A. There is no adequate research to show that orzo has anti-inflammatory properties. However, the dietary fibre in whole grains helps reduce inflammation and provides relief from related diseases. Therefore, orzo made from whole grains may have some anti-inflammatory functions.

Q. Is orzo healthier than brown rice?

A. Orzo has a higher concentration of calories, carbs, and protein. It also contains way less fat than brown rice. However, brown rice has a nutrient-dense composition. Given all these facts, brown rice is better and healthier than orzo. 

Q. Can I have orzo on keto?

A. Orzo has a very high carbohydrate content. People who follow keto diets avoid consuming too many carbohydrates since it prevents fat burning. Therefore, it is unsuitable for keto diets. Whole grain orzo has a lesser amount of carbohydrates as compared to the white flour version. 

Q. Is orzo part of the Mediterranean diet?

A. Mediterranean diets primarily include fresh fruits and vegetables along with whole grains and organic meats. Orzo made from whole grains can be included as a part of the Mediterranean diet as it’s made from the right ingredients and is not heavily processed. However, orzo made from refined flour cannot be a part of Mediterranean diets.

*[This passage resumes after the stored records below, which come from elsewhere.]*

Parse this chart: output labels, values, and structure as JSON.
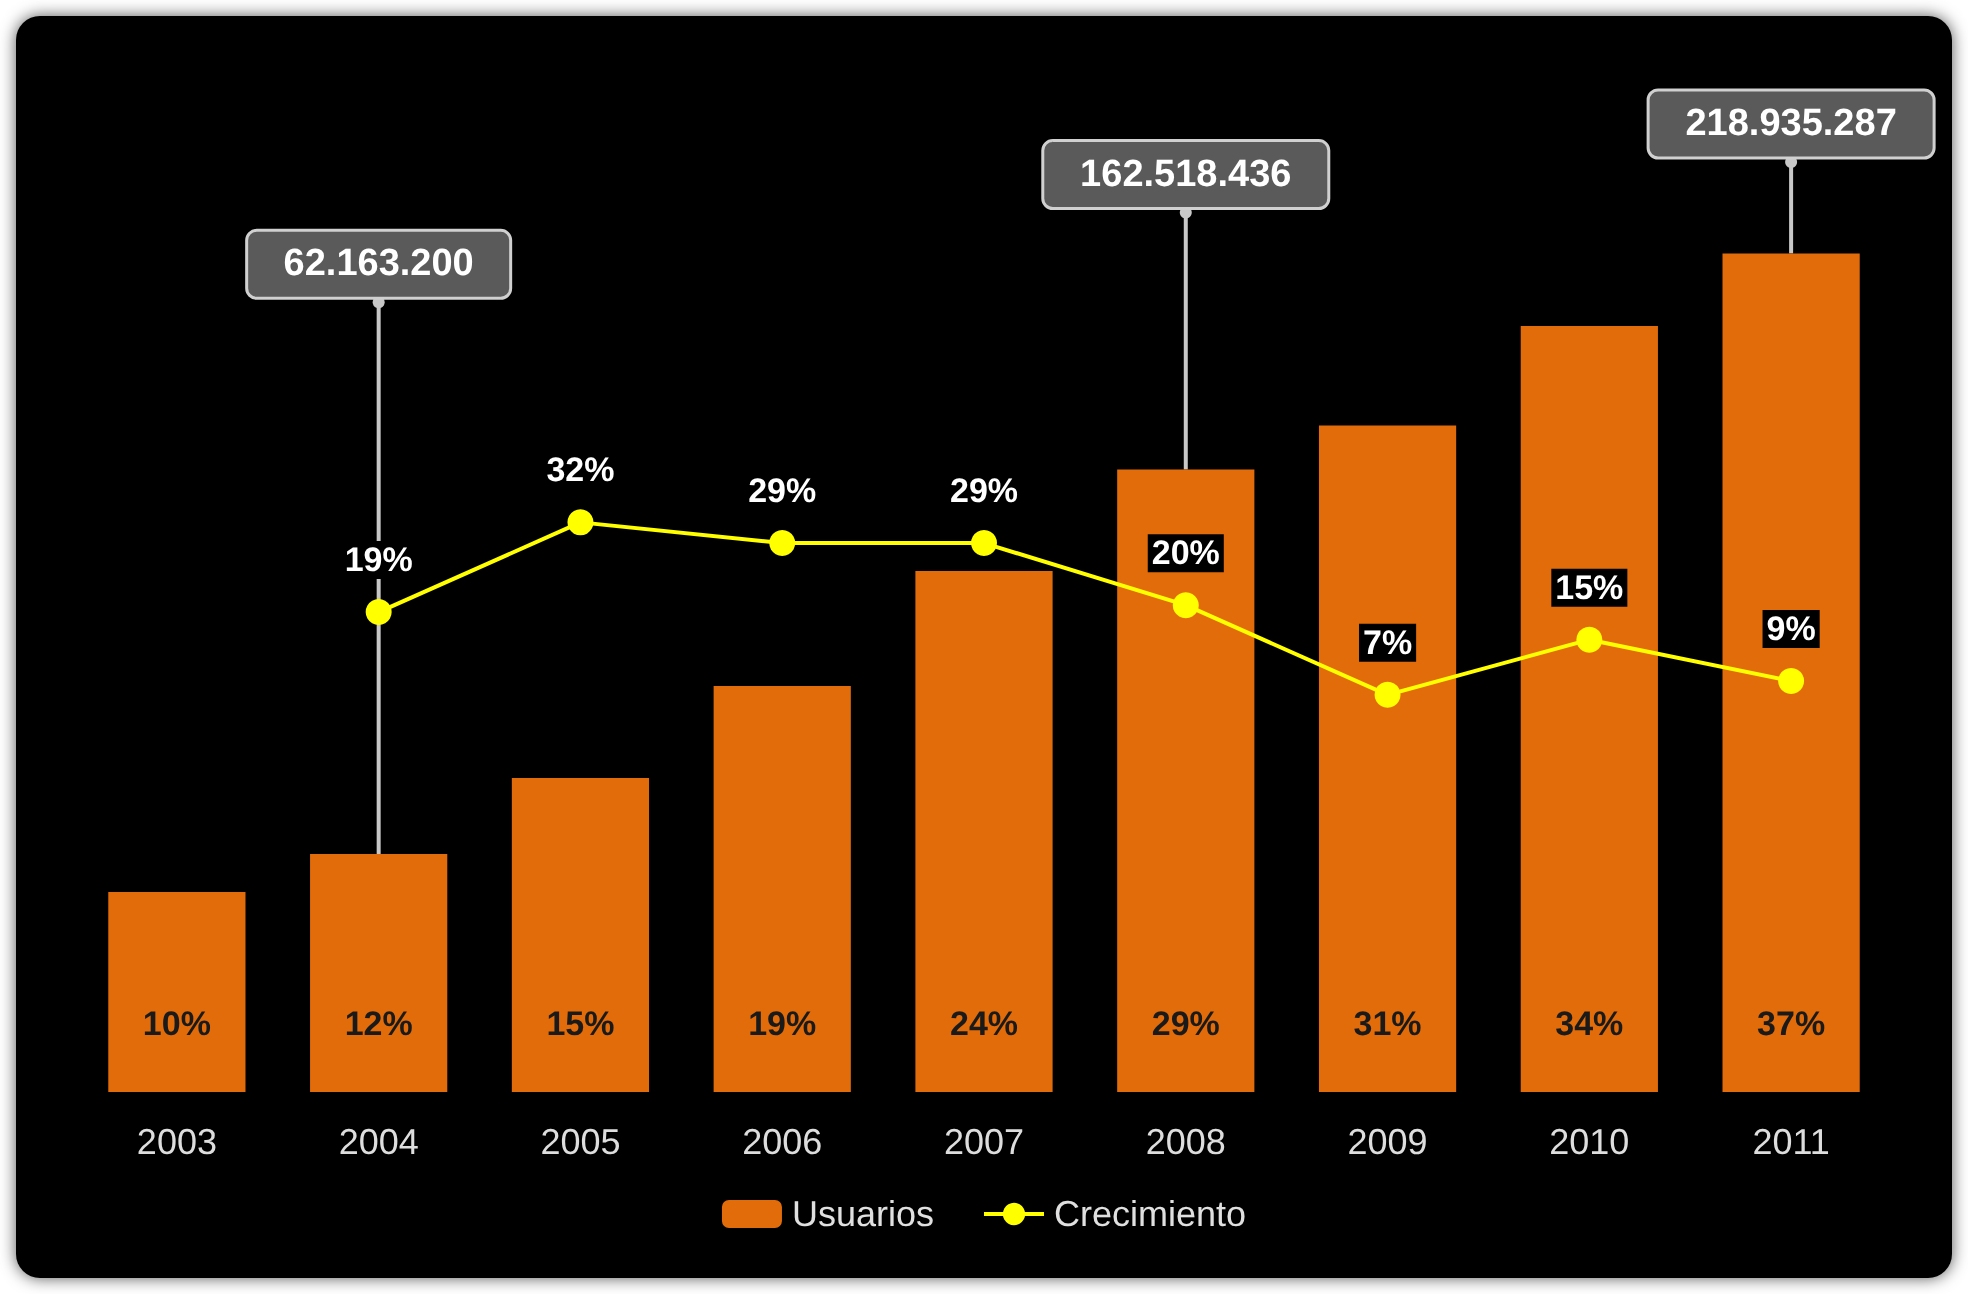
{
  "chart_data": {
    "type": "bar",
    "categories": [
      "2003",
      "2004",
      "2005",
      "2006",
      "2007",
      "2008",
      "2009",
      "2010",
      "2011"
    ],
    "series": [
      {
        "name": "Usuarios",
        "color": "#e36c0a",
        "values": [
          52200000,
          62163200,
          82000000,
          106000000,
          136000000,
          162518436,
          174000000,
          200000000,
          218935287
        ],
        "value_labels": [
          null,
          "62.163.200",
          null,
          null,
          null,
          "162.518.436",
          null,
          null,
          "218.935.287"
        ]
      },
      {
        "name": "Crecimiento",
        "type": "line",
        "axis": "y2",
        "color": "#ffff00",
        "values": [
          null,
          19,
          32,
          29,
          29,
          20,
          7,
          15,
          9
        ],
        "value_labels": [
          null,
          "19%",
          "32%",
          "29%",
          "29%",
          "20%",
          "7%",
          "15%",
          "9%"
        ]
      }
    ],
    "annotations": [
      "10%",
      "12%",
      "15%",
      "19%",
      "24%",
      "29%",
      "31%",
      "34%",
      "37%"
    ],
    "legend": "bottom",
    "marker": "circle",
    "line_style": "solid",
    "grid": false
  }
}
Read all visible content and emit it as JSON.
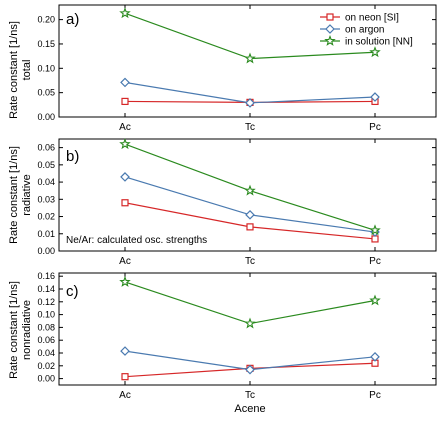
{
  "colors": {
    "neon": "#d62728",
    "argon": "#4a7ab0",
    "solution": "#2a8a1e"
  },
  "chart_data": [
    {
      "type": "line",
      "panel_label": "a)",
      "categories": [
        "Ac",
        "Tc",
        "Pc"
      ],
      "ylabel_lines": [
        "Rate constant [1/ns]",
        "total"
      ],
      "xlabel": "",
      "ylim": [
        0,
        0.23
      ],
      "yticks": [
        "0.00",
        "0.05",
        "0.10",
        "0.15",
        "0.20"
      ],
      "yticks_values": [
        0,
        0.05,
        0.1,
        0.15,
        0.2
      ],
      "series": [
        {
          "name": "on neon [SI]",
          "color_key": "neon",
          "marker": "square",
          "values": [
            0.032,
            0.03,
            0.032
          ]
        },
        {
          "name": "on argon",
          "color_key": "argon",
          "marker": "diamond",
          "values": [
            0.071,
            0.029,
            0.041
          ]
        },
        {
          "name": "in solution [NN]",
          "color_key": "solution",
          "marker": "star",
          "values": [
            0.213,
            0.12,
            0.133
          ]
        }
      ],
      "legend": "top-right",
      "annotation": ""
    },
    {
      "type": "line",
      "panel_label": "b)",
      "categories": [
        "Ac",
        "Tc",
        "Pc"
      ],
      "ylabel_lines": [
        "Rate constant [1/ns]",
        "radiative"
      ],
      "xlabel": "",
      "ylim": [
        0,
        0.065
      ],
      "yticks": [
        "0.00",
        "0.01",
        "0.02",
        "0.03",
        "0.04",
        "0.05",
        "0.06"
      ],
      "yticks_values": [
        0,
        0.01,
        0.02,
        0.03,
        0.04,
        0.05,
        0.06
      ],
      "series": [
        {
          "name": "on neon [SI]",
          "color_key": "neon",
          "marker": "square",
          "values": [
            0.028,
            0.014,
            0.007
          ]
        },
        {
          "name": "on argon",
          "color_key": "argon",
          "marker": "diamond",
          "values": [
            0.043,
            0.021,
            0.011
          ]
        },
        {
          "name": "in solution [NN]",
          "color_key": "solution",
          "marker": "star",
          "values": [
            0.062,
            0.035,
            0.012
          ]
        }
      ],
      "legend": "none",
      "annotation": "Ne/Ar: calculated osc. strengths"
    },
    {
      "type": "line",
      "panel_label": "c)",
      "categories": [
        "Ac",
        "Tc",
        "Pc"
      ],
      "ylabel_lines": [
        "Rate constant [1/ns]",
        "nonradiative"
      ],
      "xlabel": "Acene",
      "ylim": [
        -0.01,
        0.165
      ],
      "yticks": [
        "0.00",
        "0.02",
        "0.04",
        "0.06",
        "0.08",
        "0.10",
        "0.12",
        "0.14",
        "0.16"
      ],
      "yticks_values": [
        0,
        0.02,
        0.04,
        0.06,
        0.08,
        0.1,
        0.12,
        0.14,
        0.16
      ],
      "series": [
        {
          "name": "on neon [SI]",
          "color_key": "neon",
          "marker": "square",
          "values": [
            0.003,
            0.016,
            0.024
          ]
        },
        {
          "name": "on argon",
          "color_key": "argon",
          "marker": "diamond",
          "values": [
            0.043,
            0.014,
            0.034
          ]
        },
        {
          "name": "in solution [NN]",
          "color_key": "solution",
          "marker": "star",
          "values": [
            0.151,
            0.086,
            0.122
          ]
        }
      ],
      "legend": "none",
      "annotation": ""
    }
  ]
}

Q. How many calories are in raw orzo?

A. Raw orzo does not contain a lot of calories. The general calorie count of orzo depends on the brand and ingredients used to make it. The whole grains version of orzo is a healthy option with fewer calories ranging from 300-375 kcal per 100g. However, refined flour orzo can have a higher calorie count than whole grain. 

Q. Does orzo contain gluten?

A. Orzo is made from either whole grains or refined flour. Both these base ingredients contain a considerable amount of gluten. Therefore, people with celiac disease and gluten allergies should not consume orzo. People who follow a gluten-free diet should also avoid using this pasta.

Q. Is orzo a starch?

A. Orzo might be confused like rice, but it is pasta. Though it does not provide much starch like rice and potatoes, orzo does contain fair traces of starch. The whole grains version of orzo can have a moderate starch content like any other rice grains.